Vous parlez d’ »autodétermination ». Comment comprendre ce mot?

Ce droit à l’autodétermination sera acquis lorsque les femmes auront les mêmes droits que les hommes. Contrairement à ceux-ci, elles se voient imposer un conjoint et des relations sexuelles dont elles ne veulent pas sans pouvoir très souvent en appeler à la Justice. Cette liberté consiste pour moi en l’application de l’article premier de la Déclaration universelle des droits de l’homme. Si les hommes sont égaux en droit, les femmes aussi. Elles doivent être considérées comme capables de décider de leur vie, indépendamment de leur sexe, de leur origine et de leur couleur.

Quels sont les facteurs qui barrent aujourd’hui l’émancipation de la femme à travers le monde? La politique? La religion? La culture? La bêtise?

C’est un ensemble de choses, mais à la base on trouve le non-partage des responsabilités domestiques entre les hommes et les femmes. Si au lieu d’être envoyées à l’école, les fillettes sont considérées comme des petites bonnes au service de la famille et des amis, si, devenues adultes, elles sont réduites au rang de machines à procréer, elles seront dominées toute leur vie. C’est comme si rien dans l’existence ne pouvait leur apporter de la joie et du plaisir. Des femmes naissent encore aujourd’hui pour servir des hommes et cela n’est pas normal. Cette situation s’accompagne trop souvent d’une certaine impunité. Face au viol, au mariage forcé, aux mutilations génitales, etc., la Justice se montre incapable d’accompagner utilement les victimes.

Chez nous aussi, vous le rappelez, des femmes sont prisonnières de certains stéréotypes et d’une certaine condition. Où sont les responsabilités?

Le problème, c’est souvent le relativisme culturel. Il est faux de dire que certains comportements sont tolérables en fonction de l’origine ou des préférences religieuses de leur auteur. Les mêmes règles doivent être appliquées à tous. Il faut du courage politique, une innovation sur le plan de la Justice et de ses moyens, une mixité sociale aussi. Il faut réussir l’intégration dans nos sociétés en faisant en sorte que les gens puissent vivre ensemble. Sinon, les droits que certains s’octroient s’opposeront toujours aux droits de la femme et continueront à saper l’égalité entre les sexes, un fondement de notre société.

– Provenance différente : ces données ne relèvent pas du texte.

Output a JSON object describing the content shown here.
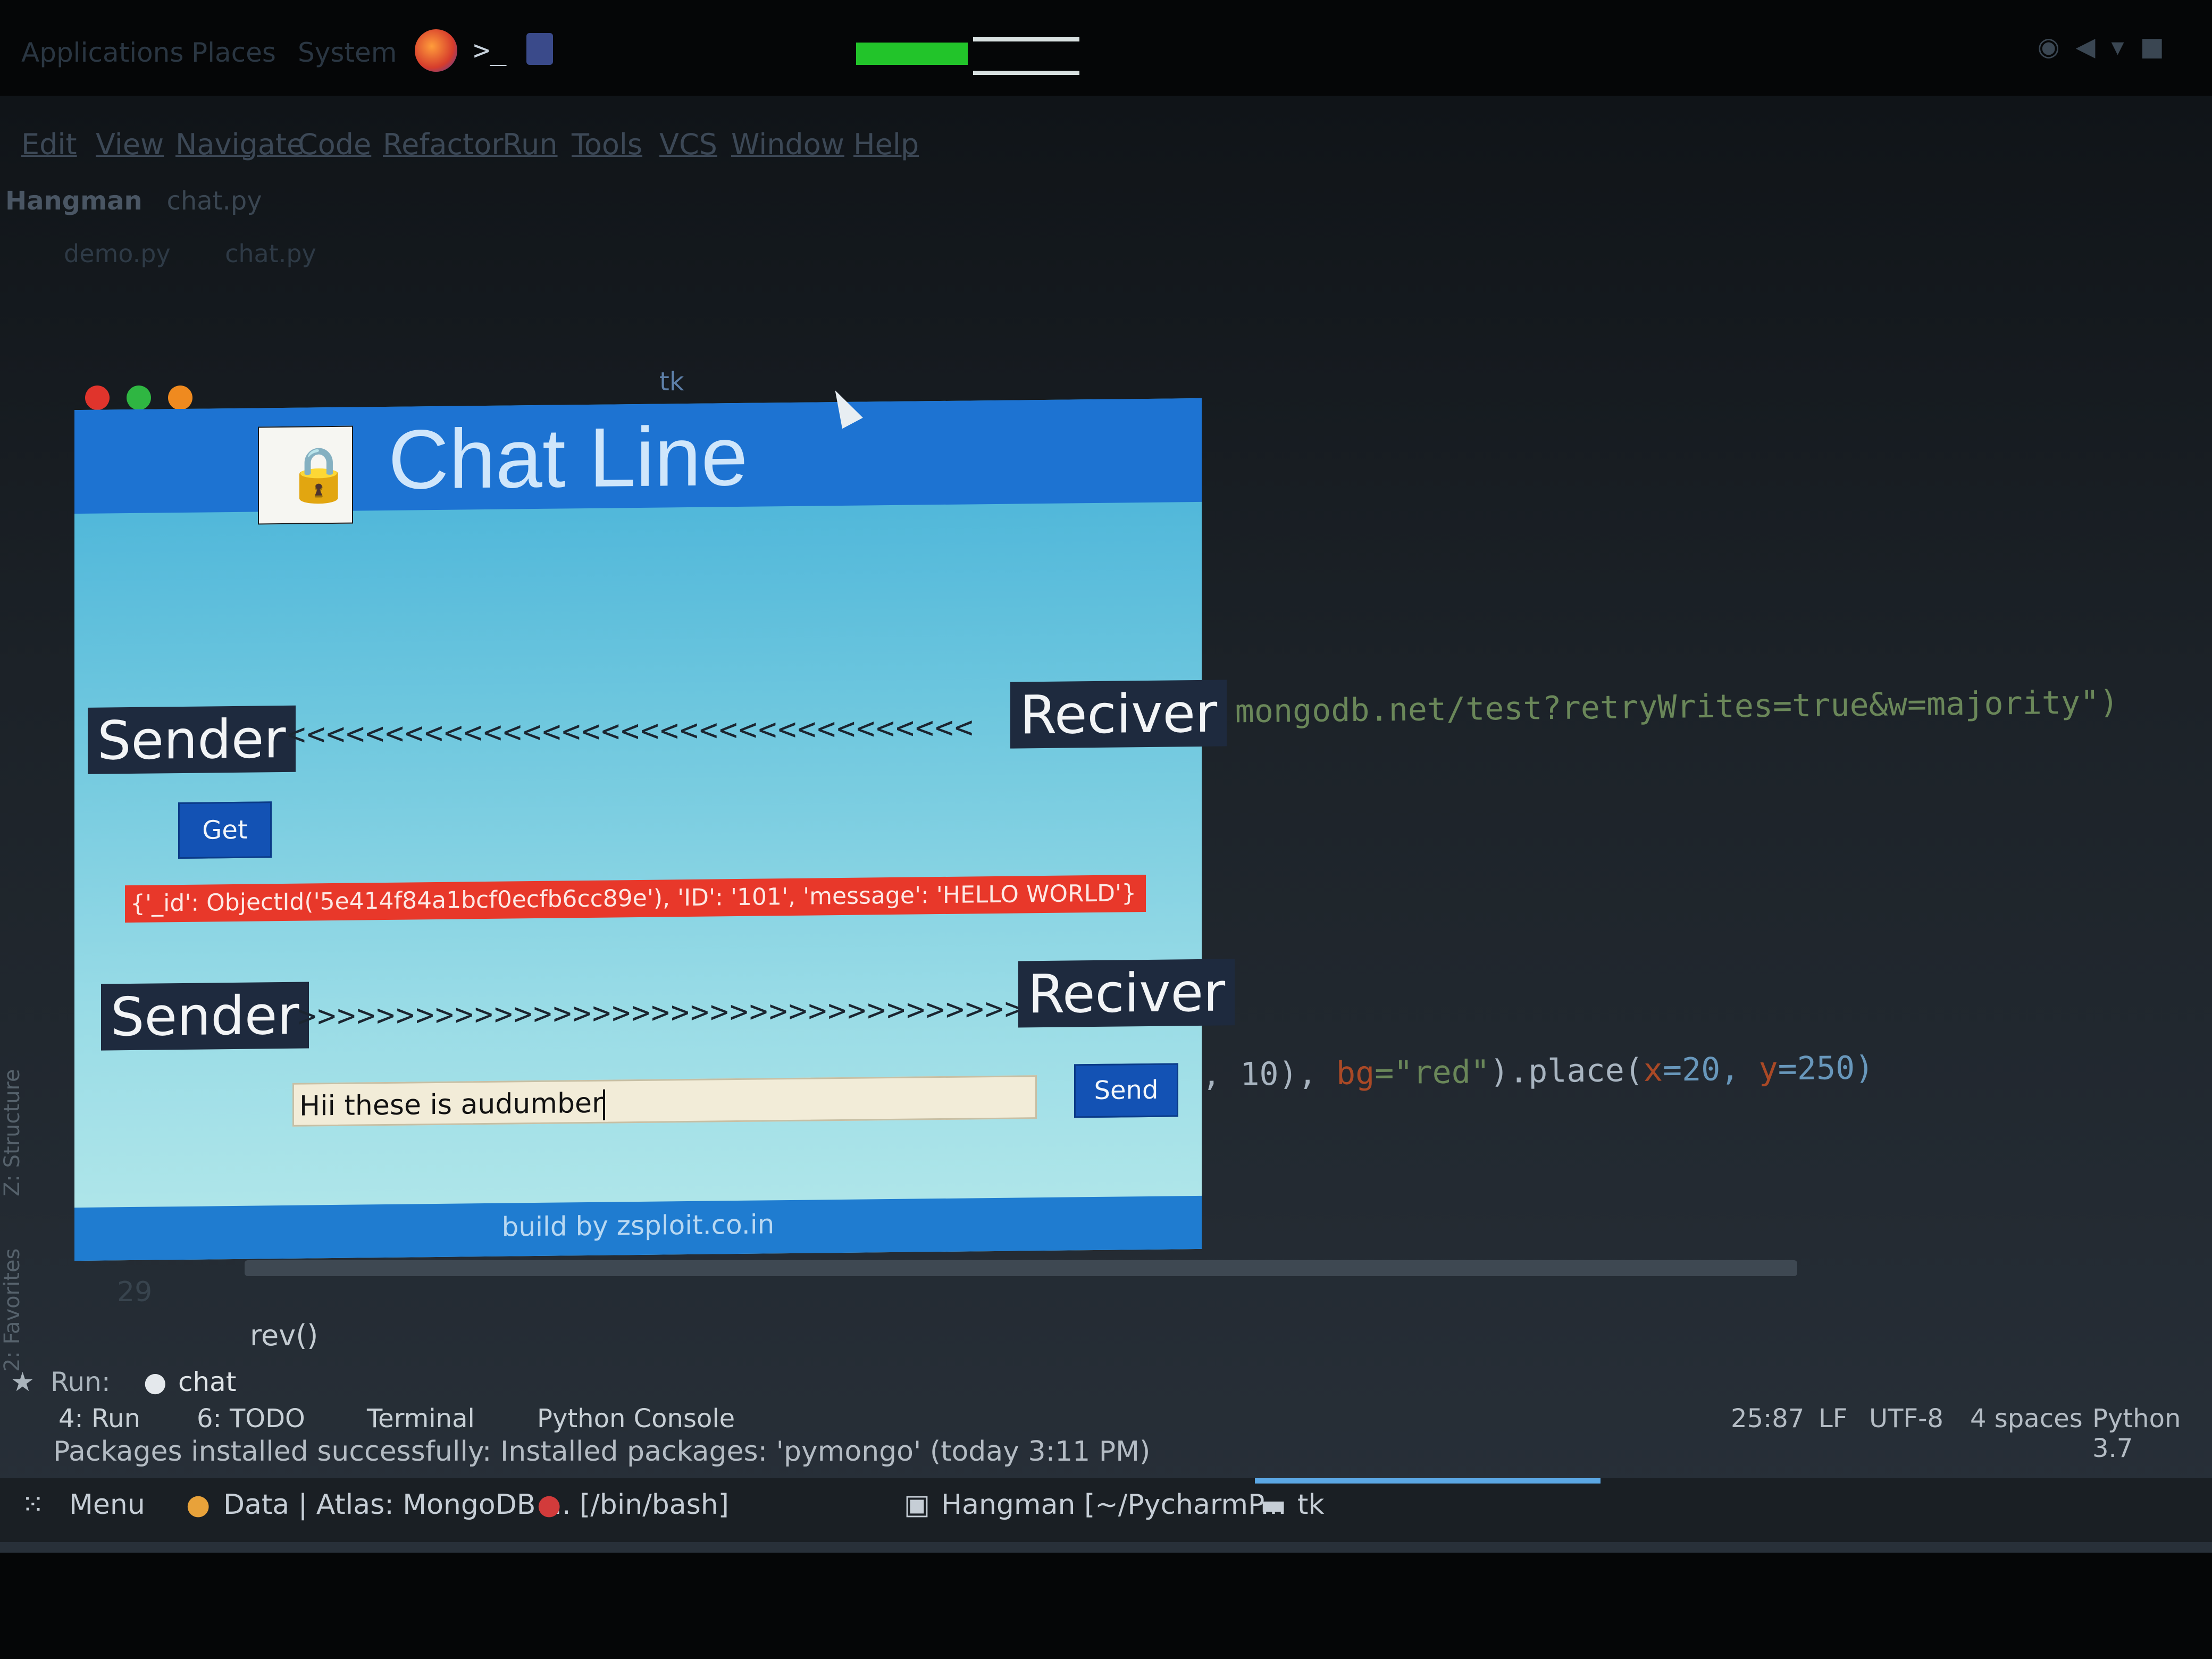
{
  "desktop_panel": {
    "menus": [
      "Applications",
      "Places",
      "System"
    ],
    "icons": [
      "firefox-icon",
      "terminal-icon",
      "files-icon"
    ]
  },
  "ide": {
    "menu": [
      "Edit",
      "View",
      "Navigate",
      "Code",
      "Refactor",
      "Run",
      "Tools",
      "VCS",
      "Window",
      "Help"
    ],
    "breadcrumb": {
      "project": "Hangman",
      "file": "chat.py"
    },
    "tabs": [
      "demo.py",
      "chat.py"
    ],
    "code_line_1": "mongodb.net/test?retryWrites=true&w=majority\")",
    "code_line_2_prefix": ", 10), ",
    "code_line_2_bg": "bg",
    "code_line_2_val": "=\"red\"",
    "code_line_2_place": ").place(",
    "code_line_2_x": "x",
    "code_line_2_xval": "=20, ",
    "code_line_2_y": "y",
    "code_line_2_yval": "=250)",
    "line_number": "29",
    "code_line_3": "rev()",
    "run_label": "Run:",
    "run_config": "chat",
    "tool_tabs": [
      "4: Run",
      "6: TODO",
      "Terminal",
      "Python Console"
    ],
    "status_message": "Packages installed successfully: Installed packages: 'pymongo' (today 3:11 PM)",
    "cursor_position": "25:87",
    "line_ending": "LF",
    "encoding": "UTF-8",
    "indent": "4 spaces",
    "interpreter": "Python 3.7",
    "side_labels": [
      "Z: Structure",
      "2: Favorites"
    ]
  },
  "tk_window": {
    "title": "tk",
    "banner_title": "Chat Line",
    "sender_label_1": "Sender",
    "receiver_label_1": "Reciver",
    "arrows_left": "<<<<<<<<<<<<<<<<<<<<<<<<<<<<<<<<<<<",
    "get_button": "Get",
    "received_message": "{'_id': ObjectId('5e414f84a1bcf0ecfb6cc89e'), 'ID': '101', 'message': 'HELLO WORLD'}",
    "sender_label_2": "Sender",
    "receiver_label_2": "Reciver",
    "arrows_right": ">>>>>>>>>>>>>>>>>>>>>>>>>>>>>>>>>>>>>",
    "message_input_value": "Hii these is audumber",
    "send_button": "Send",
    "footer": "build by zsploit.co.in"
  },
  "taskbar": {
    "menu": "Menu",
    "items": [
      "Data | Atlas: MongoDB ...",
      "[/bin/bash]",
      "Hangman [~/PycharmP...",
      "tk"
    ]
  },
  "colors": {
    "banner": "#1d73d2",
    "message_bg": "#e8382a",
    "button": "#1352b4",
    "label_bg": "#1e2a3e"
  }
}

Le viol ou la maltraitance peuvent aussi trouver leur origine dans un manque fondamental de respect, dans la diffusion de stéréotypes machistes…

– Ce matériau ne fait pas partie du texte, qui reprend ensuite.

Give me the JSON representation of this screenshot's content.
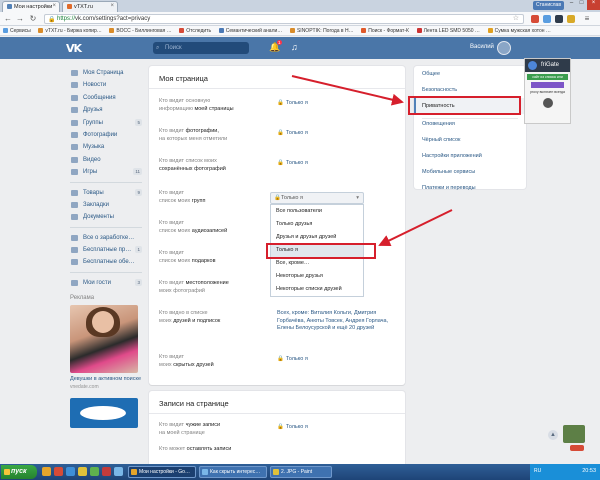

Je pense que les gens savent ce qu’est le respect. Malheureusement, certains savent aussi que l’impunité existe, qu’il n’y a pas grand risque à violer une femme, par exemple. Une femme peut difficilement prouver qu’elle a été victime de discrimination à l’embauche, qu’on lui a rétorqué « tu dis des bêtises parce que tu as tes règle », qu’on l’a bousculée dans la rue. L’accès à la Justice et son coût découragent beaucoup de femmes.

Vous n’êtes pas qu’essayiste, vous êtes aussi cadre dans une entreprise. Vous consacrez une large place dans votre livre au plafond de verre qui empêche les femmes d’accéder à des responsabilités importantes.

C’est l’évidence: il faut des quotas dans les entreprises. Nous sommes en 2015 et pourtant, nous n’avons pas atteint les objectifs. Aujourd’hui, il faut faire du forcing, imposer des règles et des structures qui vont permettre de normaliser la situation. Ces quotas seront aussi bénéfiques pour les hommes dans le futur. J’ajoute qu’il faut partager le congé de maternité, comme les Suédois ont commencé à le faire. Si une telle disposition est institutionnalisée, elle mettra fin à l’arbitraire et permettra aux hommes de prendre leurs responsabilités, sans craindre d’être jugés. Pour eux, il n’est pas simple d’aller à l’encontre des usages dominants. Les femmes aussi doivent accepter que les hommes occupent cette autre place.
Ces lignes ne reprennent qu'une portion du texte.